Claims of discrimination necessarily refer to groups. They are generalizations across individuals. Women as a group, it is imagined, are somehow being prevented from entering STEM subjects – despite enormous financial incentives to choose them in the form of job opportunities and financial aid.
The only way to counteract such paranoid assertions is to point to differences between groups – in this case, sexual dimorphism. Men and women as groups have different preferences and tend to make different field of studies and career choices accordingly. No “discrimination” is going on – or, if there is, it is not the root cause of massive society-wide differences.

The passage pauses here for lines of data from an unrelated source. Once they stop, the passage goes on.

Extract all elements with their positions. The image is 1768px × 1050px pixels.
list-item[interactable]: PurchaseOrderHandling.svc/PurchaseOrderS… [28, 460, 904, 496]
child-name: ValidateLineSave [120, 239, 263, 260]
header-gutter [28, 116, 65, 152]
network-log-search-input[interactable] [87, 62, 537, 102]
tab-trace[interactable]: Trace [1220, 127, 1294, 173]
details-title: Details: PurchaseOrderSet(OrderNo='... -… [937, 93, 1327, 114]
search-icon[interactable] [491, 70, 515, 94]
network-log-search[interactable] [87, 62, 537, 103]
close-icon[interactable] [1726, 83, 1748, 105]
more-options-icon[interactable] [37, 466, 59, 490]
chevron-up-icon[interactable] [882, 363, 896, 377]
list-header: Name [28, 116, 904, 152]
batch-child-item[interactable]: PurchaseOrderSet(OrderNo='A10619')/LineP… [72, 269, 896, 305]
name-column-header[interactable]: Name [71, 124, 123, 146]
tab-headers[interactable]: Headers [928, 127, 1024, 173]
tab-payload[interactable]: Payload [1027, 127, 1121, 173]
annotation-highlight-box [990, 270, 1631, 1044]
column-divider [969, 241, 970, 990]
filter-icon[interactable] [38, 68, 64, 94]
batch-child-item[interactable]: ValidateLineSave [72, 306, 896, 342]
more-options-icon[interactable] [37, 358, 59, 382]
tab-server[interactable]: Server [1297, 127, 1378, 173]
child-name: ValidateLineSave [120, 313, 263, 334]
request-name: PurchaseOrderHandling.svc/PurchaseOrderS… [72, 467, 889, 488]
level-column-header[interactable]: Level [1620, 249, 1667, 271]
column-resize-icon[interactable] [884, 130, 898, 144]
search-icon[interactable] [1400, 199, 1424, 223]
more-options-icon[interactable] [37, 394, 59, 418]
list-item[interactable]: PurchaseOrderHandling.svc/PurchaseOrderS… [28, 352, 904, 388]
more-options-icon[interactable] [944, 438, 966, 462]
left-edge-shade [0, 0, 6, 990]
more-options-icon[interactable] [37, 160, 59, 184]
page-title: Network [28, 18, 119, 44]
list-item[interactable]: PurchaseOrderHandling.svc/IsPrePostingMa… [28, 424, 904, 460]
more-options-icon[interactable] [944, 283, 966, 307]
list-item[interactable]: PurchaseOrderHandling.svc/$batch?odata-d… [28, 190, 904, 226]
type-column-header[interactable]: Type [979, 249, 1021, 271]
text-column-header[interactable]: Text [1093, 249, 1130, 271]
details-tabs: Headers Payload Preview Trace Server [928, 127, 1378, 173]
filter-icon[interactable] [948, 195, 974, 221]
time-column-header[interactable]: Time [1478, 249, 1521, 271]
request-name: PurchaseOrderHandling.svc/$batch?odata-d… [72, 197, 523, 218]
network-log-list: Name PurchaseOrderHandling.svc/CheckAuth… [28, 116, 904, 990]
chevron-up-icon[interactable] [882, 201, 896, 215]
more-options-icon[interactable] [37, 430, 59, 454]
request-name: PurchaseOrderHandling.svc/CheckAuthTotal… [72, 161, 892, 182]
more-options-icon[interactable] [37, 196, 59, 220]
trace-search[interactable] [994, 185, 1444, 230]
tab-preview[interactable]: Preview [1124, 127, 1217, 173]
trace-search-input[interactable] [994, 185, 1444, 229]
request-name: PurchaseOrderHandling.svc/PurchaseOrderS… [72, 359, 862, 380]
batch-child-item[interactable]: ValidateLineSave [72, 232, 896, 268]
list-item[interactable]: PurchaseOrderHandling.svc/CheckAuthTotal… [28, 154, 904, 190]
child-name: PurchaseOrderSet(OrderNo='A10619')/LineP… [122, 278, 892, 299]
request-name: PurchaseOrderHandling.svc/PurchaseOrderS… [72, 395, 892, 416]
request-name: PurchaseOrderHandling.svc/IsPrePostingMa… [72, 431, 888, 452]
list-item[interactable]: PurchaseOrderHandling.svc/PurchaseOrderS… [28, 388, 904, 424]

The critic of feminist complaints is faced with claims about groups. He responds with facts about groups. These facts about groups are then described as potentially injurious to individual women who tend towards the exception rather than rule. Question – “So, we are to avoid making gross generalizations in case individuals who do not conform get hurt in the process? Generalizations are stereotypes and stereotypes confirm or result in prejudice?” Response: “OK. If you stop making generalizations about all men and all women and the relation between the sexes. If you stop claiming sexist discrimination based on differing outcomes between men and women as groups, I’ll stop referring to general truths about men and women as groups.”
The only way to counter generalities is to refer to other generalities. The motherly concern for the lost lamb, and for the possible negative consequences of publicizing true generalizations has to stop in this particular context.
If you stop making general claims, I’ll stop making general claims!
Put the gun down! (While pointing gun) Put the gun down! Put the gun down! (Gun is put down) BANG!
The feminist interlocutor generalizes about men, women and the “patriarchy.” Motherly concern for the plight of women is evinced. Then, also out of motherly concern, men are forbidden from pointing out general facts about sexual dimorphism to explain the error of thinking women are being discriminated against and oppressed out of fear that such general truths will harm individual women who do not conform to the rule. The fact that men are referring to general facts about men and women as groups is then regarded as further evidence of the oppressive nature of men and all opponents of feminism.